Durante toda la historia las cosas han sido, y siguen siendo, igual. Los ingredientes son los mismos.

Luego hay que buscar un montón de seguidores fanáticos y exaltados. Con estos no hay razonamiento posible.

Una vez en el Pais Vasco, hará unos tres años, estaba con una familiar mia nacida en Bilbao. Tomábamos un café en una cafetería cuando paso un grupo de gente gritando, con unas bandera y el puño en alto. Ni mi esposa ni yo le dimos ninguna importancia y a los dos minutos nos habíamos olvidado del incidente. Cuando regresamos a casa mi familiar me dijo; ¿Has visto la manifestación? era por una mujer que la han metido en la cárcel por ser comunista y la están dejando morir de hambre.
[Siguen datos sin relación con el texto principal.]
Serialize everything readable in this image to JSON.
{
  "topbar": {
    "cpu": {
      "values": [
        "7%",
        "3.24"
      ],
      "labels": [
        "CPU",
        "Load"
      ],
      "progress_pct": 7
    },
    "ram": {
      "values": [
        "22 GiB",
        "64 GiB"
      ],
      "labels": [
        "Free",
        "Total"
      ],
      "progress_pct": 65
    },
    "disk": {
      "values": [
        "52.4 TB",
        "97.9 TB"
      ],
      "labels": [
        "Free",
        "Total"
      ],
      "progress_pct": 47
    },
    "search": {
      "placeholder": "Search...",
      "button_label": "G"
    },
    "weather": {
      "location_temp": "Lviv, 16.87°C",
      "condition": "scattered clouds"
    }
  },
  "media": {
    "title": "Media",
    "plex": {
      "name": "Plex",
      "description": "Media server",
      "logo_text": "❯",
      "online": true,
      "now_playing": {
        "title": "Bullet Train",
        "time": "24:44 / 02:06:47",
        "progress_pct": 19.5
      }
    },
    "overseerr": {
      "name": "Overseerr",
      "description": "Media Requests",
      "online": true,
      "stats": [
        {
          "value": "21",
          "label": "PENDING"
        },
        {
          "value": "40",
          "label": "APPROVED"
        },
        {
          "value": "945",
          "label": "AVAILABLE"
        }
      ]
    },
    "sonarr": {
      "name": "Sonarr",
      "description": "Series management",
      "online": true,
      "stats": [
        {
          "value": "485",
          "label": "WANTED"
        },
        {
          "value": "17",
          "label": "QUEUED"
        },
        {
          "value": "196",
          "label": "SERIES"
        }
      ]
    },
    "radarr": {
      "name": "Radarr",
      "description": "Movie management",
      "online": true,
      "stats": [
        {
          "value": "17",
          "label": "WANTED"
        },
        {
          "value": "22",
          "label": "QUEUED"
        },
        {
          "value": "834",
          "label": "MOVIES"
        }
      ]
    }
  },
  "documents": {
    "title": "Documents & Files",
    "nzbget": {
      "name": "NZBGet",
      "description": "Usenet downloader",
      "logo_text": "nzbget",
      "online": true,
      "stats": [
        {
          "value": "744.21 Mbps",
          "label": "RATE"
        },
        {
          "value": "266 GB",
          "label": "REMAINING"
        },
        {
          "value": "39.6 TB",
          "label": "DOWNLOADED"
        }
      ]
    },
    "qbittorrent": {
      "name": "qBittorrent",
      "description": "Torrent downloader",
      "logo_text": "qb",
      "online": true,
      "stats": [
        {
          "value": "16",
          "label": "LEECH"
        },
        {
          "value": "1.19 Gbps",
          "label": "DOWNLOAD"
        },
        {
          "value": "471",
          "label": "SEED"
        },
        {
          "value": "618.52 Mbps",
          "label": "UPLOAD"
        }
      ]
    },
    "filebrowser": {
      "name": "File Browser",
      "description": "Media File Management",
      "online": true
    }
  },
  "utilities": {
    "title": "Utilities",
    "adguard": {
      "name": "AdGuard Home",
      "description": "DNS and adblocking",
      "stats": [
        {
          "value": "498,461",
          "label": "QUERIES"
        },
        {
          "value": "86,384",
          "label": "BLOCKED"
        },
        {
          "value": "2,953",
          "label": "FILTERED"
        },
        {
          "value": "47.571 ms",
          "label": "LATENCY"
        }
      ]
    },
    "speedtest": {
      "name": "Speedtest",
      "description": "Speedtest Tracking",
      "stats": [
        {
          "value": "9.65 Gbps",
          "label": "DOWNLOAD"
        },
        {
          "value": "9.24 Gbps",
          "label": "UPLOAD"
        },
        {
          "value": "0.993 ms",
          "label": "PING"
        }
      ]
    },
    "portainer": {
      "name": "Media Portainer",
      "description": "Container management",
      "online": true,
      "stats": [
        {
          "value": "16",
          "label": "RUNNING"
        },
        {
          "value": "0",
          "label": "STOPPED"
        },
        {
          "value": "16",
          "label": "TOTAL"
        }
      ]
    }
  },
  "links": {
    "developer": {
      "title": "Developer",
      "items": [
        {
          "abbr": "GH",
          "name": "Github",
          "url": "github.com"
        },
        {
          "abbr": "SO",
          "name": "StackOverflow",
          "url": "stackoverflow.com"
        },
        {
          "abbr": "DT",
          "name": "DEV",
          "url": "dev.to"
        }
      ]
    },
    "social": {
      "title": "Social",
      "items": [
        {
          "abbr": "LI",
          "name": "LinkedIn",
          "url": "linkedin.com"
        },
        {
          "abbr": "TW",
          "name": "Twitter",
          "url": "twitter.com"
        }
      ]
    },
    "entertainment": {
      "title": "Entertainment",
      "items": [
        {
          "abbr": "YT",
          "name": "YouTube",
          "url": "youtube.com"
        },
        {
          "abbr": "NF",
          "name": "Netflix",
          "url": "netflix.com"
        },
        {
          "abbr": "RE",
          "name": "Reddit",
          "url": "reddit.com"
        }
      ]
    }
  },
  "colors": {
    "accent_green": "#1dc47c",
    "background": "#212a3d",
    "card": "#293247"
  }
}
Me quedé estupefacto. ¡Caramba - le dije - yo creo que tiene que haber algo más! yo no creo que en pleno siglo 21 se encierre a alguien por ser comunista y menos se llegue a dejarla morir de hambre! Naturalmente lo más bonito que me llamo mi familiar fué FASCISTA.

El fanatismo es muy peligroso, pero totalmente necesario cuando no se lleva la razón.

Cuando queremos convencer a alguien hemos de inventarnos las mil paparruchadas. Son cosas tan ilógicas, muchas veces, que se han de inventar palabras que las definan. Ejemplo: La Virgen de tal es más milagrosa que la de pascual. La Virgen del camino hace milagros. Veamos, ¿pero la Virgen no es solamente una?... ¿como puede ser una más milagrosa que otra? Pero... si es posible, porque no es la Virge, es la ADVOCACIÓN. No adoramos a una imagen en la Iglesia, cosa prohibida por los mandamientos de la ley de Dios, no, adoramos LO QUE REPRESENTA.

El fanático no escucha razones. Pero es la salsa que liga al pueblo insistiendo en que solamente los mios tienen la razón.

Hace años, en una revista comarcal, escribí un artículo (en una polémica con el Obispo) diciendo que a los niños se les debía de enseñar de todo, que leyeran la Biblia, pero también a Marx, a Cervantes o la historia de la revolución Rusa. Me llamaron rojo peligroso. Ahora he mantenido exactamente la misma polémica y me han llamado fascista. ¿En que quedamos?

Con la edad se entienden muchas cosas y se es más tolerante, pero hay tres cosas que son menos entendibles y me hacen repeler a estas personas... los egoistas que se sirven de los fanáticos y los cobardes.